Week 1 — Container and registry hygiene

  • Wrap the model in a deterministic Docker image: pinned base image, pyproject.toml lock, no pip install at runtime
  • Push to an immutable registry with content-addressable digests (ECR / ACR)
  • Sign images with Cosign — make signature verification a required admission policy
  • Add a CI pipeline with Trivy, Grype, and Semgrep scans as required checks

Week 2 — Inference service on Kubernetes

  • Deploy a minimal KServe InferenceService with a digest-pinned image
  • Set up Istio IngressGateway with mTLS internal, TLS external
  • Add liveness / readiness probes with timeouts that match real model warmup
  • Define resource requests and limits based on a load test, not a guess

Week 3 — Observability before scale

Before adding any traffic, instrument:

  • Prometheus + Grafana — inference latency p50 / p95 / p99, throughput, error rate
  • Jaeger / OpenTelemetry — distributed traces with span breakdown by stage
  • Loki / Splunk — structured logging with request IDs

If you don’t have a Grafana dashboard you’d be willing to put on a wall during launch, you’re not ready for traffic.

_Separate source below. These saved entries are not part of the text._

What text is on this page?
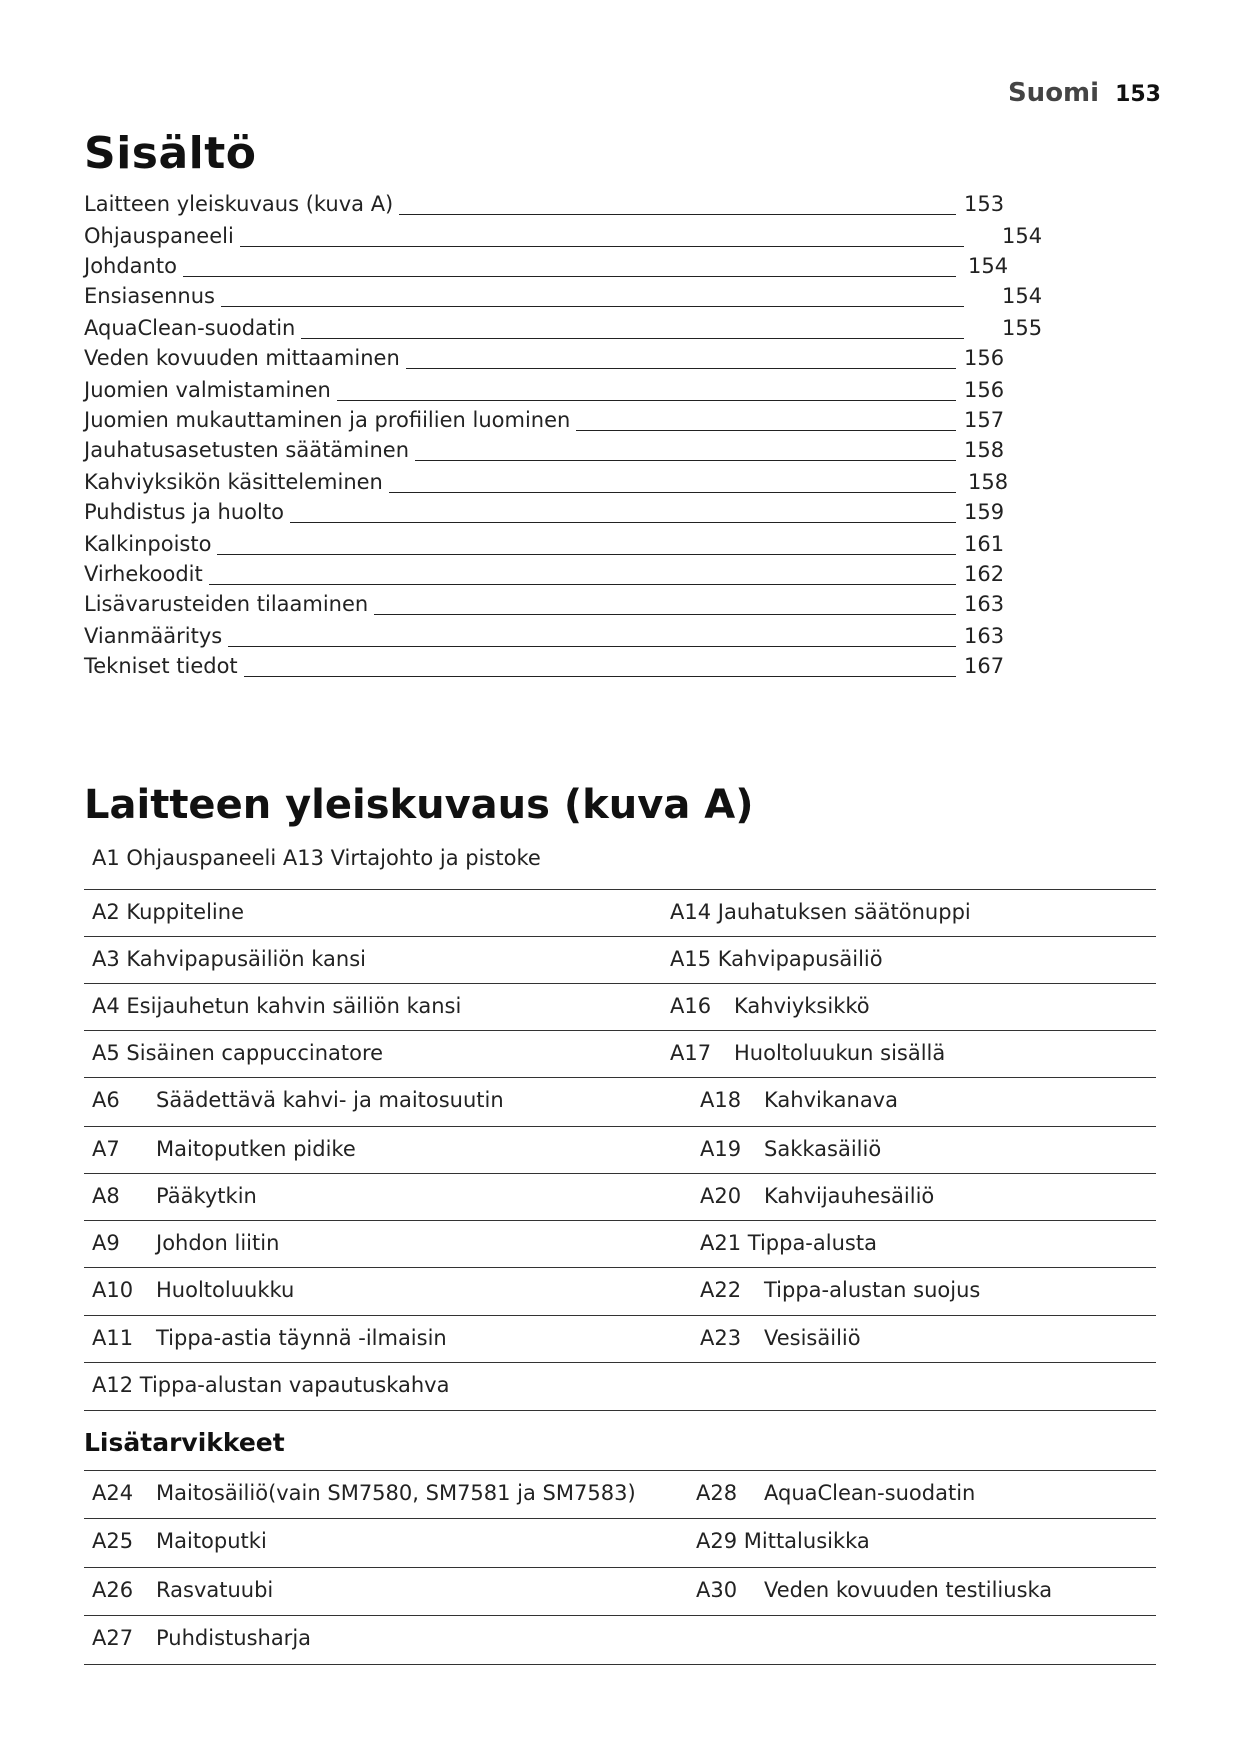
Suomi 153
Sisältö
Laitteen yleiskuvaus (kuva A)	153
Ohjauspaneeli	154
Johdanto	154
Ensiasennus	154
AquaClean-suodatin	155
Veden kovuuden mittaaminen	156
Juomien valmistaminen	156
Juomien mukauttaminen ja profiilien luominen	157
Jauhatusasetusten säätäminen	158
Kahviyksikön käsitteleminen	158
Puhdistus ja huolto	159
Kalkinpoisto	161
Virhekoodit	162
Lisävarusteiden tilaaminen	163
Vianmääritys	163
Tekniset tiedot	167
Laitteen yleiskuvaus (kuva A)
A1 Ohjauspaneeli A13 Virtajohto ja pistoke
A2 Kuppiteline	A14 Jauhatuksen säätönuppi
A3 Kahvipapusäiliön kansi	A15 Kahvipapusäiliö
A4 Esijauhetun kahvin säiliön kansi	A16 Kahviyksikkö
A5 Sisäinen cappuccinatore	A17 Huoltoluukun sisällä
A6 Säädettävä kahvi- ja maitosuutin	A18 Kahvikanava
A7 Maitoputken pidike	A19 Sakkasäiliö
A8 Pääkytkin	A20 Kahvijauhesäiliö
A9 Johdon liitin	A21 Tippa-alusta
A10 Huoltoluukku	A22 Tippa-alustan suojus
A11 Tippa-astia täynnä -ilmaisin	A23 Vesisäiliö
A12 Tippa-alustan vapautuskahva
Lisätarvikkeet
A24 Maitosäiliö(vain SM7580, SM7581 ja SM7583)	A28 AquaClean-suodatin
A25 Maitoputki	A29 Mittalusikka
A26 Rasvatuubi	A30 Veden kovuuden testiliuska
A27 Puhdistusharja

Week 4 — Model registry and promotion

  • Stand up MLflow for experiment tracking and registry
  • Adopt alias-based promotion (@champion, @challenger) — never deploy by version number
  • Build a promotion pipeline that bakes the promoted artifact into the inference image (see why)
  • Add evaluation gates against @champion — block promotion on quality, latency, or memory regressions

Week 5 — Drift detection and automated retraining

  • Wire Evidently for input distribution monitoring (PSI / KS / KL)
  • Add output score drift monitoring with a sliding production window
  • Connect drift alerts to a Kubeflow retraining pipeline
  • Promotion still requires the eval gate from Week 4

Week 6 — Canary rollout discipline

  • Configure Knative traffic splitting for staged rollouts (5% → 25% → 50% → 100%)
  • Define automated guardrails at each stage: error rate, p99, output sanity
  • Wire instant rollback on guardrail breach — @previous is one API call away
  • Practice the rollback in staging before you need it in production

What “done” looks like

  • A drift alert fires
  • Retraining runs unattended
  • Eval gate passes
  • New revision rolls out at 5%
  • Guardrails pass at each stage
  • 100% traffic shifts within a few hours
  • Nobody got paged

If any one of those doesn’t work, you’re not done.

What this is not

  • A way to ship sloppy science. Quality of the underlying model is yours to own.
  • A substitute for human judgment on high-impact decisions. Auto-promotion is for routine retraining; novel model architectures should still go through review.